Biogeosciences (Nov 2022)
Mineralization of autochthonous particulate organic carbon is a fast channel of organic matter turnover in Germany's largest drinking water reservoir
Abstract
Turnover of organic matter (OM) is an essential ecological function in inland water bodies and relevant for water quality. This is especially important for the potential of dissolved organic carbon (DOC) removal as well as for emissions of CO2. In this study, we investigated various phases of OM including DOC, autochthonous particulate organic carbon (auto-POC), allochthonous particulate organic carbon (allo-POC), and sedimentary matter (SED) in a temperate drinking water reservoir (Rappbode Reservoir, Germany) by means of dissolved inorganic carbon (DIC) concentrations and carbon stable isotope ratios. In order to best outline carbon turnover, we focused on the metalimnion and the hypolimnion of the reservoir, where respiration is expected to be dominant and hardly disturbed by atmospheric exchange or photosynthesis. DIC concentrations ranged between 0.30 and 0.53 mmol L−1, while δ13CDIC values ranged between −15.1 ‰ and −7.2 ‰ versus the VPDB (Vienna PeeDee Belemnite) standard.
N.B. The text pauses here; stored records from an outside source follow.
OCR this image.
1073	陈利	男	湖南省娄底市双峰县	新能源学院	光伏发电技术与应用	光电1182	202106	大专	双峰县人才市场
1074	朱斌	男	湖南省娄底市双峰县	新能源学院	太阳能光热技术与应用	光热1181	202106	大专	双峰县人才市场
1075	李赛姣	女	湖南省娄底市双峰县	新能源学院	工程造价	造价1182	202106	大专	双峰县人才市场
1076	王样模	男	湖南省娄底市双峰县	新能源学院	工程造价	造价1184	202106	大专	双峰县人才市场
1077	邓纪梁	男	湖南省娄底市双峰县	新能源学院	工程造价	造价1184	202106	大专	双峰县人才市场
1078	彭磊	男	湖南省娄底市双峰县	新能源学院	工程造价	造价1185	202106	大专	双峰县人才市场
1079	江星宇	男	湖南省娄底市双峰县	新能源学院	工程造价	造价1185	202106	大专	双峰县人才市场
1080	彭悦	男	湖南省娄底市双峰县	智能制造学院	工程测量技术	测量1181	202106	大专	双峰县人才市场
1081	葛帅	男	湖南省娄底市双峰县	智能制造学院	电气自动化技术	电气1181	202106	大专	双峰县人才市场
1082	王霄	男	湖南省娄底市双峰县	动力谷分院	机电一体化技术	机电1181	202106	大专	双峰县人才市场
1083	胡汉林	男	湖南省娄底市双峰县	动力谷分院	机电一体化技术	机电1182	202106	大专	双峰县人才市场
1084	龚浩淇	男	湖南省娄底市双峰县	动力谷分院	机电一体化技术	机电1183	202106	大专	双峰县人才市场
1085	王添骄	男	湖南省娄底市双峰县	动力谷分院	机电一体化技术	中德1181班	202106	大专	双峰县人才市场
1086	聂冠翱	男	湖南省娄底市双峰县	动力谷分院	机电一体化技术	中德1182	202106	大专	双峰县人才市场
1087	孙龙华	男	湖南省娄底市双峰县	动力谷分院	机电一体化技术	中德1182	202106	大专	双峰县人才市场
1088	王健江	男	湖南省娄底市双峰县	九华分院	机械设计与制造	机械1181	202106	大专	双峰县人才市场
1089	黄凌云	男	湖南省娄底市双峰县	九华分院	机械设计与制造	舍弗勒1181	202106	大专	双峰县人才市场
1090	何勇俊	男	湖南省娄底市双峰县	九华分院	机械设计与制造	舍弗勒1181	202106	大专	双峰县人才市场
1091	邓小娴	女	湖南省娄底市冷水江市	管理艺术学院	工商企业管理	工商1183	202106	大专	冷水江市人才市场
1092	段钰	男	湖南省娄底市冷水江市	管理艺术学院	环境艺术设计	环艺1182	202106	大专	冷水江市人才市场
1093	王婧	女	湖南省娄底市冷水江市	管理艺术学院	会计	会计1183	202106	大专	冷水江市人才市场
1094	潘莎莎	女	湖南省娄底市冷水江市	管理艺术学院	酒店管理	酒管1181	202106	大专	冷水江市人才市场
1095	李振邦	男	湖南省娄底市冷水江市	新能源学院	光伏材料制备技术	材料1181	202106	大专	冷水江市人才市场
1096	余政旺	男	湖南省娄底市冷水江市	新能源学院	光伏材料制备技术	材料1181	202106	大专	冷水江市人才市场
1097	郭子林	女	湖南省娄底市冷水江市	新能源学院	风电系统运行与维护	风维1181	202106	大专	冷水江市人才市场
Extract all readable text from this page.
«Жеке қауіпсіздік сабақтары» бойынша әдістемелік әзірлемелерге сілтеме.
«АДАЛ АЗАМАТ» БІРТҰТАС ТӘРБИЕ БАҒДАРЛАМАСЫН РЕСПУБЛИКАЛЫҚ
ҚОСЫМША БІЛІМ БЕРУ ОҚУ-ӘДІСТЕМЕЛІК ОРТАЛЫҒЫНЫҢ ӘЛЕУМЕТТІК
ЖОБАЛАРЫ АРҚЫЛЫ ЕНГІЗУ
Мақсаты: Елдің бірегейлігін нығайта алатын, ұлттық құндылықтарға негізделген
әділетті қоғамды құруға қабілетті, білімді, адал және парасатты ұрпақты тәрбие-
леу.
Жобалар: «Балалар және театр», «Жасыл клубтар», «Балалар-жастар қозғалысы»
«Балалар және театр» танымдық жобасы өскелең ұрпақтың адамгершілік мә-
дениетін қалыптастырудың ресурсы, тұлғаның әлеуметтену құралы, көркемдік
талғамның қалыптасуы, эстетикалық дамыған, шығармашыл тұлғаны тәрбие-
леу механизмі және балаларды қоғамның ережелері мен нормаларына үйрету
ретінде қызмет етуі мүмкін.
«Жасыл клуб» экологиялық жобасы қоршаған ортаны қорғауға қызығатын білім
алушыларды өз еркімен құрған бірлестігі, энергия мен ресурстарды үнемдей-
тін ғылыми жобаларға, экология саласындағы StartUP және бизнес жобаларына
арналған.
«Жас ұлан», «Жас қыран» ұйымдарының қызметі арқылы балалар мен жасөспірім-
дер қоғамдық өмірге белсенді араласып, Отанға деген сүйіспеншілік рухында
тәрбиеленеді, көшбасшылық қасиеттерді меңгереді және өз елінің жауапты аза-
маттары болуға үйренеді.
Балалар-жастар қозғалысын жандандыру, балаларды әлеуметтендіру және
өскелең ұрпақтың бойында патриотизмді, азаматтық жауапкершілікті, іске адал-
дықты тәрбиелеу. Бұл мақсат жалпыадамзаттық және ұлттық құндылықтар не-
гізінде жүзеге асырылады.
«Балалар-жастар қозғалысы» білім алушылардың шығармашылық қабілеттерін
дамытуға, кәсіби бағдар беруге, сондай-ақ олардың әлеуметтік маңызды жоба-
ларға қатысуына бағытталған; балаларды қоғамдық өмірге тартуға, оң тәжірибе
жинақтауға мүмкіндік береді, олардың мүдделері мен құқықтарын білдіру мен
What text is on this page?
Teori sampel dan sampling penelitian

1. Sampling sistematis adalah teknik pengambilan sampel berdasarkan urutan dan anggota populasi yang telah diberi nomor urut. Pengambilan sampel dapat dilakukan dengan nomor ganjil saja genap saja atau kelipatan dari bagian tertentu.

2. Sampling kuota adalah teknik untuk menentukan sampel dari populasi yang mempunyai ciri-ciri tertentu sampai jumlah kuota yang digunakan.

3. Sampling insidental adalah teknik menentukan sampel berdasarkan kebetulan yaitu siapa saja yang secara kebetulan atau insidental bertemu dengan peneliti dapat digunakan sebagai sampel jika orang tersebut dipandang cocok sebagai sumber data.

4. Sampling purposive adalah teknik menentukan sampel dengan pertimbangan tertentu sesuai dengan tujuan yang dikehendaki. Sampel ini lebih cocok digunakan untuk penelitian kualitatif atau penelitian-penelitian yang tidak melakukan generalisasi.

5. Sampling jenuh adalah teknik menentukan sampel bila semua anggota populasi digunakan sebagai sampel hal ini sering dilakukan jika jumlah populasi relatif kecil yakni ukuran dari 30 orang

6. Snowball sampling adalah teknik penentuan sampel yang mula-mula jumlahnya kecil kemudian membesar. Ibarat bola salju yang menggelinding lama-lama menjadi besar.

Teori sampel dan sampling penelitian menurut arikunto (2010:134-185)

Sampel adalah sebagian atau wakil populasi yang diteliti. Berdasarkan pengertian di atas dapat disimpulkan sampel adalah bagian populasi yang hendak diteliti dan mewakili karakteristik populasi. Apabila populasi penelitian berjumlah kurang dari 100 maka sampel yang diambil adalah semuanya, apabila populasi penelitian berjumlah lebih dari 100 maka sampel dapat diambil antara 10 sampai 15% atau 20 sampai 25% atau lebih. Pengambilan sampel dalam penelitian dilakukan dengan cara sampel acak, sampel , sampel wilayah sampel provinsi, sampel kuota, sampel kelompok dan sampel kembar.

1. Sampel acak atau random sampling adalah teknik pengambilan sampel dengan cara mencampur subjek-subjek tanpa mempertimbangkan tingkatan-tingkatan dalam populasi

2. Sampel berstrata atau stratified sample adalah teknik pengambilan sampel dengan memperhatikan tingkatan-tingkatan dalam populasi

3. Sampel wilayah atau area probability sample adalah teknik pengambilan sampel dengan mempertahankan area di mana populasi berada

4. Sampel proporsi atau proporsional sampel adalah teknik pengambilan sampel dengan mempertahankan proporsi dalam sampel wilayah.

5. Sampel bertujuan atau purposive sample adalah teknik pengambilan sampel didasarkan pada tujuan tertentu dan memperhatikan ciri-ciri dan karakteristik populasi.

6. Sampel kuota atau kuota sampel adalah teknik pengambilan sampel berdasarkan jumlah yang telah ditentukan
Values of δ13CDOC and δ13Cauto-POC ranged between −28.8 ‰ and −27.6 ‰ and between −35.2 ‰ and −26.8 ‰, respectively. Isotope compositions of sedimentary material and allochthonous POC were inferred from the literature and from measurements from previous studies with δ13CSED=-31.1 ‰ and δ13Callo-POC ranging from −31.8 ‰ to −28.6 ‰. Comparison of DIC concentration gains and stable isotope mass balances showed that auto-POC from primary producers was the main contributor to increases in the DIC pool. Calculated OM turnover rates (0.01 to 1.3 µmol L−1 d−1) were within the range for oligotrophic water bodies. Some higher values in the metalimnion are likely due to increased availability of settling auto-POC from the photic zone. Samples from a metalimnetic oxygen minimum (MOM) also showed dominance of respiration over photosynthesis. Our work shows that respiration in temperate lentic water bodies largely depends on auto-POC production as a major carbon source. Such dependencies can influence the vulnerabilities of these aqueous systems.